"Samson und Nadjeschda": Das abgetrennte Ohr von Kiew
Kann man heute einen Roman des wichtigsten ukrainischen Schriftstellers Andrej Kurkow vorbehaltlos lesen? Kurkow, 1961 im damaligen Leningrad geboren und in Kiew aufgewachsen, sieht sich selbst als ukrainischen Autor, hat aber seine Bücher stets auf Russisch geschrieben - so auch seinen vor vier Jahren erschienenen Roman "Graue Bienen", in dem er sich schon mit dem Krieg im Donbas auseinandergesetzt hat.
Im Fokus: das angespannte russisch-ukrainische Verhältnis
Kurkows bisweilen etwas verspielt wirkenden Romane waren stets auch politisch, aber nicht mit schwerem agitatorischen Geschütz ausgestattet, sondern subtil und unterschwellig. Wenn man heute seinen 2005 erschienenen Roman "Die letzte Liebe des Präsidenten" zur Hand nimmt, glaubt man in der Figur des Protagonisten Sergej Stepanowitsch, der es vom tagträumerischen Studenten, über einen mittelmäßigen Beamten bis hin zum Regierungschef brachte, deutliche Parallelen zum heutigen Staatspräsidenten Wolodymyr Selenskyj zu erkennen. Im Roman ging es damals wie heute in der traurigen Realität um das angespannte russisch-ukrainische Verhältnis.

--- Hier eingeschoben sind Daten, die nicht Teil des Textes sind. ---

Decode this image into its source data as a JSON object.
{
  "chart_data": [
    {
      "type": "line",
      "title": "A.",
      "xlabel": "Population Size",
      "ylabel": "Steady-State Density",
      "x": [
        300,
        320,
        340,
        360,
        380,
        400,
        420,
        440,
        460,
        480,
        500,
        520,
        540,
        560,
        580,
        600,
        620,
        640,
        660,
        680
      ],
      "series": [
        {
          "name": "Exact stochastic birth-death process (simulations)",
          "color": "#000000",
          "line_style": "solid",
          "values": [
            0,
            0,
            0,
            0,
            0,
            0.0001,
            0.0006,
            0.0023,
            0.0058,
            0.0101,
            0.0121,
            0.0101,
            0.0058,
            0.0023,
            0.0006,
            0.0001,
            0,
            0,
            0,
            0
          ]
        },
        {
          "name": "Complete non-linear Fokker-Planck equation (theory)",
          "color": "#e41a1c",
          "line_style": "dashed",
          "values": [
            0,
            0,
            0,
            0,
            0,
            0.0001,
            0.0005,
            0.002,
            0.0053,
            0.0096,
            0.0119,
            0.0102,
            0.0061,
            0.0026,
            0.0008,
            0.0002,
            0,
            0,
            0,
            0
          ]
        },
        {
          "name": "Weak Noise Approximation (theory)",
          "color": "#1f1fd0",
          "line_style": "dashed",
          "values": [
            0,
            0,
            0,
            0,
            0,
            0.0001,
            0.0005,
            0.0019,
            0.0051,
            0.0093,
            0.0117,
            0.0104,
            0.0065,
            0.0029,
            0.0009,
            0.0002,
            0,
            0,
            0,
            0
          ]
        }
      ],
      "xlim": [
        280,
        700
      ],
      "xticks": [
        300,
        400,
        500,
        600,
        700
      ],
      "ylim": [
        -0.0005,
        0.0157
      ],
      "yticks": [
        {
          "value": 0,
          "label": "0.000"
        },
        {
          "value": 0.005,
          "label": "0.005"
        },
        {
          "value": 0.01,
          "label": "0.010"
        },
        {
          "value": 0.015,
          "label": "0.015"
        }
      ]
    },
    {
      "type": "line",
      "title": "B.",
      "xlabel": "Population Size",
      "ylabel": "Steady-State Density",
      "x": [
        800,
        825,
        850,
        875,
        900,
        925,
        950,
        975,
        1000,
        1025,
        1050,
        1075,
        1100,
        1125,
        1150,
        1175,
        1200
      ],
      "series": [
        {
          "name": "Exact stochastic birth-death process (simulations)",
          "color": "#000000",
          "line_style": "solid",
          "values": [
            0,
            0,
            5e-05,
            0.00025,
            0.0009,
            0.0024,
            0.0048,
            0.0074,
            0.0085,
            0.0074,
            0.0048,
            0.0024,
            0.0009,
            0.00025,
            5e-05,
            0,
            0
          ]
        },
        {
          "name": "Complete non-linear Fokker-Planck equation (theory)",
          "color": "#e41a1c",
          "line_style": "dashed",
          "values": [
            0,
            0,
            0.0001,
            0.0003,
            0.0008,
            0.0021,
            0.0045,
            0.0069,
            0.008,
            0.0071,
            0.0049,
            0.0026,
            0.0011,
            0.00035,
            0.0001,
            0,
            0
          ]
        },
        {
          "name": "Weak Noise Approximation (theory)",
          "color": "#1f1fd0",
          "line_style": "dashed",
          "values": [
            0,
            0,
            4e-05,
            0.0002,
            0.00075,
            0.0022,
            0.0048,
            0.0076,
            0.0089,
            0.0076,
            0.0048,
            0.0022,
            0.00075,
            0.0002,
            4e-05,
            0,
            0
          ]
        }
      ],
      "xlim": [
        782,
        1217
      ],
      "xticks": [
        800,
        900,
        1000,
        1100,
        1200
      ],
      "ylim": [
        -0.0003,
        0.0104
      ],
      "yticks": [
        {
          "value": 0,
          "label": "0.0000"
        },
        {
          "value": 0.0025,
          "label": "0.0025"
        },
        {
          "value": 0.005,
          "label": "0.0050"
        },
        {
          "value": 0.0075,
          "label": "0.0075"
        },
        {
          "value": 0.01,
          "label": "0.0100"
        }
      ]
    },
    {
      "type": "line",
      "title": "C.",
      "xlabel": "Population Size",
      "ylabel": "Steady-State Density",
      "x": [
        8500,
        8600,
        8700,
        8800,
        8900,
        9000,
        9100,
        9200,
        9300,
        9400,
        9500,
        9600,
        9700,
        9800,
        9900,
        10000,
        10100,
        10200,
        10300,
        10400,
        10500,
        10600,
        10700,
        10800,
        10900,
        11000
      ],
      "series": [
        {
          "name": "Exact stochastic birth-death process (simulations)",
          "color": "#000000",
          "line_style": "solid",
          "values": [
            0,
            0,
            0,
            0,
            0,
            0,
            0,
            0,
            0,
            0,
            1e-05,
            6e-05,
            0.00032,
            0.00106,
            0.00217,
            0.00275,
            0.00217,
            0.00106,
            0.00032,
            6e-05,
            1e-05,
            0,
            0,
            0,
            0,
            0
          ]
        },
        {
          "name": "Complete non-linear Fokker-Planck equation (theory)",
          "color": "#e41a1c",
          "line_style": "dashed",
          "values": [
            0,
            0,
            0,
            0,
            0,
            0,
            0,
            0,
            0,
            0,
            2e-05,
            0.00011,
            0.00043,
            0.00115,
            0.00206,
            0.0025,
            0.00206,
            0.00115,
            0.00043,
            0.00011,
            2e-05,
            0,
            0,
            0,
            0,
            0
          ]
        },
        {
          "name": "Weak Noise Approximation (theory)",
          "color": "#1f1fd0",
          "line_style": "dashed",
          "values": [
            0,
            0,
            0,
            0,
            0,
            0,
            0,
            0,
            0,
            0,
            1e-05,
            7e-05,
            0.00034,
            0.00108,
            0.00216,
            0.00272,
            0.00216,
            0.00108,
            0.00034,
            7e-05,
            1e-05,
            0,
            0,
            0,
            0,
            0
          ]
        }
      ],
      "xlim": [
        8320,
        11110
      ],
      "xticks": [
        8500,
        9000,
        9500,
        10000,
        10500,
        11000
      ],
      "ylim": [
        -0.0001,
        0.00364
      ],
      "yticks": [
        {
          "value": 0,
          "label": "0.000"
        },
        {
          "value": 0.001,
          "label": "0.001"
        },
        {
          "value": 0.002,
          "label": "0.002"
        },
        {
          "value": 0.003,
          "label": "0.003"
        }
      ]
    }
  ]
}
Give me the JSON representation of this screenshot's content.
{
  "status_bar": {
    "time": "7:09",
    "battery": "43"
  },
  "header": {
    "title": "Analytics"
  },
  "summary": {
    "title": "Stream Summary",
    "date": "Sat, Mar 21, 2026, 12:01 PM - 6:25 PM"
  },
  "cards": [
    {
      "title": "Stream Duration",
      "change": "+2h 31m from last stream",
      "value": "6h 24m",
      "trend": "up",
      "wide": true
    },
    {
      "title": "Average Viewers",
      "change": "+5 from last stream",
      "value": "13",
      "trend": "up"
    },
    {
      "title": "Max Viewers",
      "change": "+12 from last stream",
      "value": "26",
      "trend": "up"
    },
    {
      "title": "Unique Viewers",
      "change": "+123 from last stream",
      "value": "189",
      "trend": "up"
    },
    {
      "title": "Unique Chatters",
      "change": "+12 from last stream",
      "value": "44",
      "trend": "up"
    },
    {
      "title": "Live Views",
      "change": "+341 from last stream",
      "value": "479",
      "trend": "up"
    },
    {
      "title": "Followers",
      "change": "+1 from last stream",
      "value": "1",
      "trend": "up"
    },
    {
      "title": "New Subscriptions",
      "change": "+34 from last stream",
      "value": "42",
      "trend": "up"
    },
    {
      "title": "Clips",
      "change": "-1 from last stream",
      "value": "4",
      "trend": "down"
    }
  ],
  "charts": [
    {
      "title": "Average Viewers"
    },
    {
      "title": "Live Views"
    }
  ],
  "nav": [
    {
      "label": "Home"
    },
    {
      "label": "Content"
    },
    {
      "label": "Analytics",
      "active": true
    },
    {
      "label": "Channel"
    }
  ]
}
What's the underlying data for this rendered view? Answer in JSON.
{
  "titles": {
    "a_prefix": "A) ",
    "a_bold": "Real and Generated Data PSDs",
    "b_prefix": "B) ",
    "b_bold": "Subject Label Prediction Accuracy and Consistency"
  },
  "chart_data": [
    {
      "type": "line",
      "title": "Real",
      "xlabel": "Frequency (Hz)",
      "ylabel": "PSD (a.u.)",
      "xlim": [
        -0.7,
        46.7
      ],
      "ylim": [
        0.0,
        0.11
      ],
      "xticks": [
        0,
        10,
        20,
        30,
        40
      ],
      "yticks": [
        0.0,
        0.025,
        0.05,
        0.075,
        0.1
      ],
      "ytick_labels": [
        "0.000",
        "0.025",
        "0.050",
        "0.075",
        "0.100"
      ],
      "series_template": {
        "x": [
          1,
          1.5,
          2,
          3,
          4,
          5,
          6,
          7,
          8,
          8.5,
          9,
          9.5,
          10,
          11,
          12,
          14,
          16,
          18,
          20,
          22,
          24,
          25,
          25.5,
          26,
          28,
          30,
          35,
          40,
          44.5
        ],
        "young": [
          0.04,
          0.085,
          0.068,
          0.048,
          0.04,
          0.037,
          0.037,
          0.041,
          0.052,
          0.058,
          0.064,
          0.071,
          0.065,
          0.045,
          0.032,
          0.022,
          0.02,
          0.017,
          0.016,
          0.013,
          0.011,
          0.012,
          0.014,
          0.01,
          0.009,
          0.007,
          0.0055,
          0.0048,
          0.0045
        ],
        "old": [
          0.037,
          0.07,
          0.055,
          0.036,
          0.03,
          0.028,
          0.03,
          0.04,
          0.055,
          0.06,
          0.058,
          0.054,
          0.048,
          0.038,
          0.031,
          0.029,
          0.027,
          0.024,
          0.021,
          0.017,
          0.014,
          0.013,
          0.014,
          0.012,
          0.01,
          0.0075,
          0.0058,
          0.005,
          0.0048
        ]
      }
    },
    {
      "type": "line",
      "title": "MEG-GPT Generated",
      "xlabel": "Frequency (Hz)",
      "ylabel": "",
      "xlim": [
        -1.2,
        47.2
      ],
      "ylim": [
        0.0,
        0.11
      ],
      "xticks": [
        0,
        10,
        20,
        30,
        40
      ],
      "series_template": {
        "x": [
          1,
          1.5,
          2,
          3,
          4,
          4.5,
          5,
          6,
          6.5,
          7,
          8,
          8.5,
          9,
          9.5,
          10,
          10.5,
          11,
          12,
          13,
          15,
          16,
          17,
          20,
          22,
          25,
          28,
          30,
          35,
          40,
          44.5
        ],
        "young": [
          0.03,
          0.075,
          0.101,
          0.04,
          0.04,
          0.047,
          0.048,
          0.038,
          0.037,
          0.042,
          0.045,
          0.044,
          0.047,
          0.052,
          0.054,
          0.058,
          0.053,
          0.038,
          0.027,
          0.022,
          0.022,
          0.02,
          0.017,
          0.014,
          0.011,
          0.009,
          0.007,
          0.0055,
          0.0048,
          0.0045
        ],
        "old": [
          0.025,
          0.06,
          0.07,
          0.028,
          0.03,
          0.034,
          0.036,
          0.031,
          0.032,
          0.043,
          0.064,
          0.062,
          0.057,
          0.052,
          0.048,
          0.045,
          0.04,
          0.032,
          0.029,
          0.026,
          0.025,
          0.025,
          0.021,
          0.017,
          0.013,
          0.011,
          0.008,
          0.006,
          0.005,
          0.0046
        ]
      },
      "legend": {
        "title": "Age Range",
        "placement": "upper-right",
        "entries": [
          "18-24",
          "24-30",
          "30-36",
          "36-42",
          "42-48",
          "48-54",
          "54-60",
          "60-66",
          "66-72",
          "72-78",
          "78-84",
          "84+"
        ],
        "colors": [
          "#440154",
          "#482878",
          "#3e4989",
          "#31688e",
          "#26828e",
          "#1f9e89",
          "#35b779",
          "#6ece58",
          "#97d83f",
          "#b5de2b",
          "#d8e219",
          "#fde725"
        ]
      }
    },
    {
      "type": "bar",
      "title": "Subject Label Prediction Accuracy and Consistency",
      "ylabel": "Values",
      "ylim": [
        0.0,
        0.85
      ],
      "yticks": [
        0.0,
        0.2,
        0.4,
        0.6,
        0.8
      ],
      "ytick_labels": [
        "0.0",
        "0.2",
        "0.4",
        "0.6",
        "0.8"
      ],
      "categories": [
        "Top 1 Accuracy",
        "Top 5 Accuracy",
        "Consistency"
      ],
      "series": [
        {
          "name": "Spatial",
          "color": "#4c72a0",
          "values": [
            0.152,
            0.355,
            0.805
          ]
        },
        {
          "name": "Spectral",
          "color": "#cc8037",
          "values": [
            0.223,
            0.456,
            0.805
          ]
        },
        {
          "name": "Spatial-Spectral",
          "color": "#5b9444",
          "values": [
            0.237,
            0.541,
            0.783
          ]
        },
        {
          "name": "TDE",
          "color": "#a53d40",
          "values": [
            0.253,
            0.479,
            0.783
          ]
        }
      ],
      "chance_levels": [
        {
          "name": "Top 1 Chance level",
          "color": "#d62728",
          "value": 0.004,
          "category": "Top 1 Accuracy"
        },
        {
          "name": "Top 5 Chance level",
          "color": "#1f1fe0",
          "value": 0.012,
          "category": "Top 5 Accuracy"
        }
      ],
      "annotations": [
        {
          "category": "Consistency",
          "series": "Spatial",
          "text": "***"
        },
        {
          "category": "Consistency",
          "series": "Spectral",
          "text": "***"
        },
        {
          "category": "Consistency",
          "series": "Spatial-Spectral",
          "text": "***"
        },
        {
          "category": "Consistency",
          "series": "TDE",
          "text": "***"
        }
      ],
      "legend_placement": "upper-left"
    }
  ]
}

Auftakt einer historischen Krimi-Reihe
Gewalt, Macht und wechselnde politische Systeme stehen auch in Kurkows neuem Roman "Samson und Nadjeschda" im Mittelpunkt, mit dem er eine historische Krimi-Reihe eröffnet und der im Jahr 1919 in Kiew spielt. Eine Begegnung mit einer Leserin hat Kurkow zu diesem neuen Projekt inspiriert: "Sie hat mir das Archiv ihres Vaters geschenkt, der sein ganzes Leben für den Geheimdienst gearbeitet hat, zuerst für den KGB, und später für den ukrainischen Geheimdienst SBU. Und in dem Konvolut fand ich ganz viele Originaldossiers aus dem Jahr 1919", berichtet der 61-jährige Schriftsteller.
Dramatischer Einstieg
"Der linke Arm seines bereits toten Vaters stieß ihn zur Seite, und so traf der nächste Hieb nicht Samsons rothaarigen Kopf, aber auch nicht daneben - er schlug ihm das rechte Ohr ab." So dramatisch eröffnet Kurkow den Roman um den seltsam entrückt wirkenden Protagonisten Teofilowitsch Koletschko, der von seinen Eltern "Samson" genannt wurde, weil sie sich einst am Samson-Brunnen kennengelernt hatten.
Der russische Bürgerkrieg tobt
Kiew versinkt in einem politischen Chaos, der russische Bürgerkrieg tobt, die Bolschewisten wollen sich auch in der Ukraine etablieren. Gewalt wird mit Gegengewalt beantwortet, ein gefährliches Gemisch aus Angst, Verrat und Misstrauen bestimmt den Alltag. Bei der Lektüre laufen unweigerlich aktuelle TV-Bilder aus Kiew und der Ukraine vor dem Auge des Lesers ab.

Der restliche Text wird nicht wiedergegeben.